In a complex patient-information condition, patients were described as having a strict daily work routine that only let them take their medicine at lunchtime or after work. In a simple patient-information condition, there were no daily restrictions; patients could adjust wake-up times and meal times.

The "patient-provider" pairs completed four problems, one from each of the four conditions created by combining medication and patient complexity. The pairs had one minute to review each simple-medication problem and two minutes to review each complex-medication problem. The researchers told the pairs to share information verbally but not look at each other's information sheets.

Next, the pairs collaborated on schedules that reflected medication and patient constraints. To simulate the limited patient contact time in routine primary-care visits, collaborators had up to four minutes to work out simple medication problems and 10 minutes to work out complex problems. After they agreed on the schedule and filled out the matrices, patients described them to an experimenter (reported schedules were audiotaped for later scoring).

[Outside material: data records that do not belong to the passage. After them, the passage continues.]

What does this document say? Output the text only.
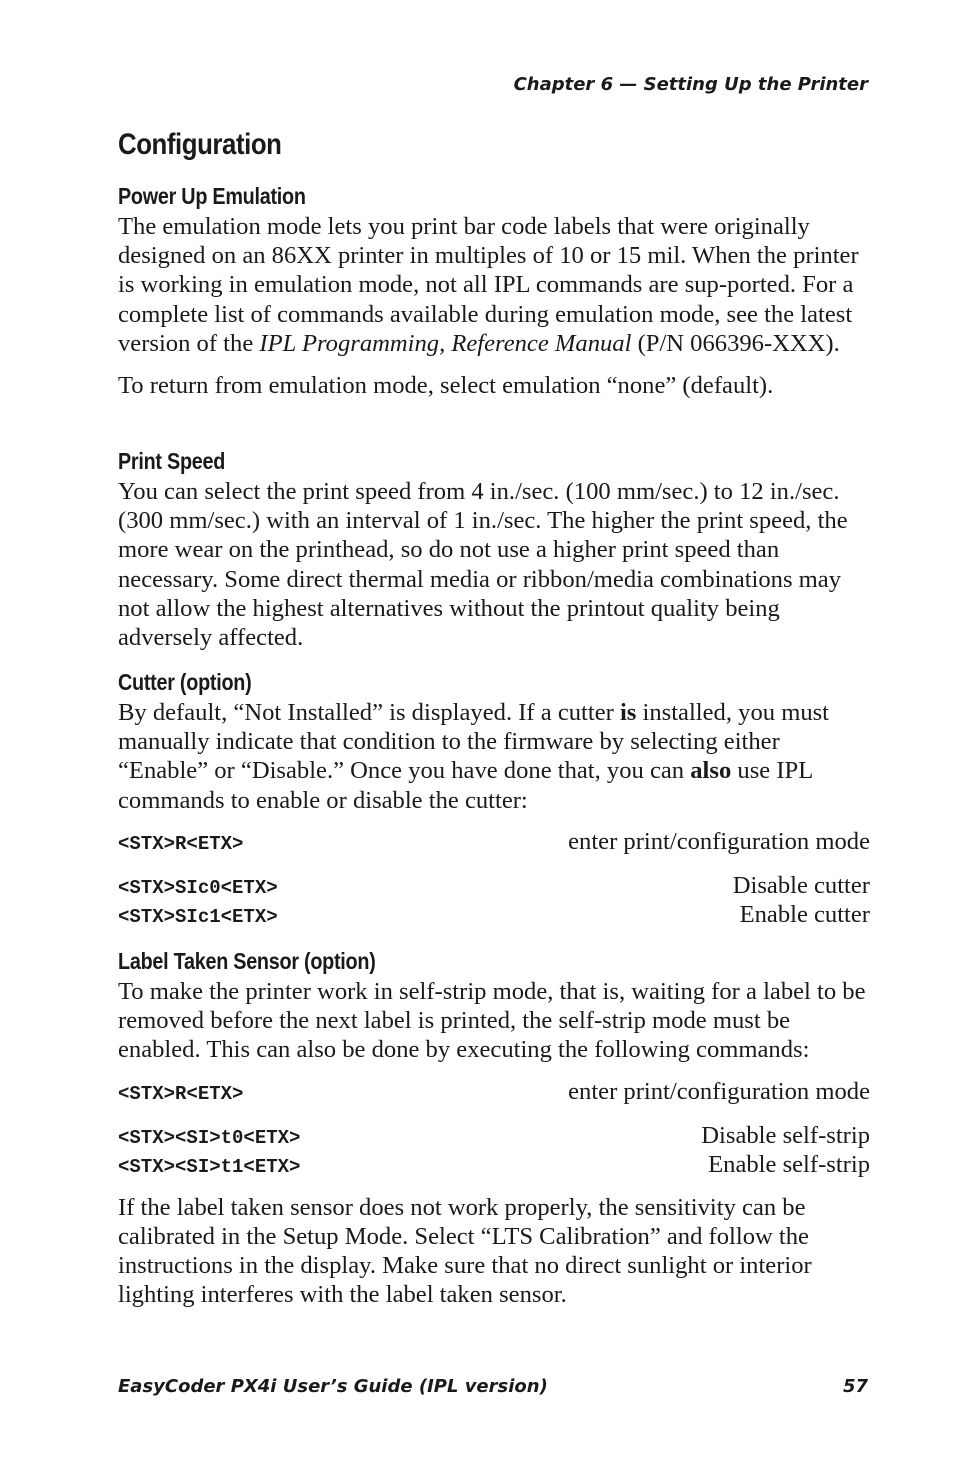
Chapter 6 — Setting Up the Printer
Configuration
Power Up Emulation

The emulation mode lets you print bar code labels that were originally designed on an 86XX printer in multiples of 10 or 15 mil. When the printer is working in emulation mode, not all IPL commands are sup-ported. For a complete list of commands available during emulation mode, see the latest version of the IPL Programming, Reference Manual (P/N 066396-XXX).

To return from emulation mode, select emulation “none” (default).

Print Speed

You can select the print speed from 4 in./sec. (100 mm/sec.) to 12 in./sec. (300 mm/sec.) with an interval of 1 in./sec. The higher the print speed, the more wear on the printhead, so do not use a higher print speed than necessary. Some direct thermal media or ribbon/media combinations may not allow the highest alternatives without the printout quality being adversely affected.

Cutter (option)

By default, “Not Installed” is displayed. If a cutter is installed, you must manually indicate that condition to the firmware by selecting either “Enable” or “Disable.” Once you have done that, you can also use IPL commands to enable or disable the cutter:

<STX>R<ETX>	enter print/configuration mode
<STX>SIc0<ETX>	Disable cutter
<STX>SIc1<ETX>	Enable cutter
Label Taken Sensor (option)

To make the printer work in self-strip mode, that is, waiting for a label to be removed before the next label is printed, the self-strip mode must be enabled. This can also be done by executing the following commands:

<STX>R<ETX>	enter print/configuration mode
<STX><SI>t0<ETX>	Disable self-strip
<STX><SI>t1<ETX>	Enable self-strip

If the label taken sensor does not work properly, the sensitivity can be calibrated in the Setup Mode. Select “LTS Calibration” and follow the instructions in the display. Make sure that no direct sunlight or interior lighting interferes with the label taken sensor.

EasyCoder PX4i User’s Guide (IPL version)	57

The researchers assessed problem-solving accuracy, completion time and efficiency. Accuracy was reflected by total points awarded for meeting medication requirements (name, number of pills, times/day, dose spacing, etc.). Problem-solving time started when provider and patient began talking and ended when patients said they were ready to describe the schedule (or until time was up). Efficiency divided solution time by accuracy, indicating the time needed to achieve the same level of accuracy across participants.

Compared to the no-aid condition, the use of both blank paper and the medtable increased collaborative problem-solving accuracy and efficiency while reducing subjective workload, primarily for the complex medication problems. Researchers noticed that participants found it hard to use that particular design of the medtable, probably because it was too rigid about meal times.

Experiment 2 included 64 older adults who also averaged 69 years old, but used a redesigned medtable and raised the maximum time for complex problems from 10 to 15 minutes. With these changes, the authors found that the medtable compared with blank paper supported significantly more accurate and efficient collaborative problem-solving. These benefits occurred primarily for the complex-schedule problems.

The medtable and blank paper may have made it easier to solve problems by reducing demands on working memory, with the medtable the more effective of the two because it was designed to support problem-solving processes. The authors said the medtable also may help by integrating provider knowledge of medicine with patient knowledge of daily routines.

The authors see this tool as most suitable for pharmacists or nurses who help chronically ill older adults manage complex medication regimens. They wrote that the medtable may also be suitable when time is less of a barrier, such as when nurses or caregivers work with older patients at home. In the future, electronic medtables could possibly expedite the updating of comprehensive medication lists. The authors wrote, "It would be important for patients to take home a copy of their medtable schedule to guide adherence."

The research team is investigating medtable use by pharmacists and nurses who work with patients with low health literacy, defined by the U.S. Dept. of Health and Human Services as "The degree to which individuals have the capacity to obtain, process, and understand basic health information and services needed to make appropriate health decisions."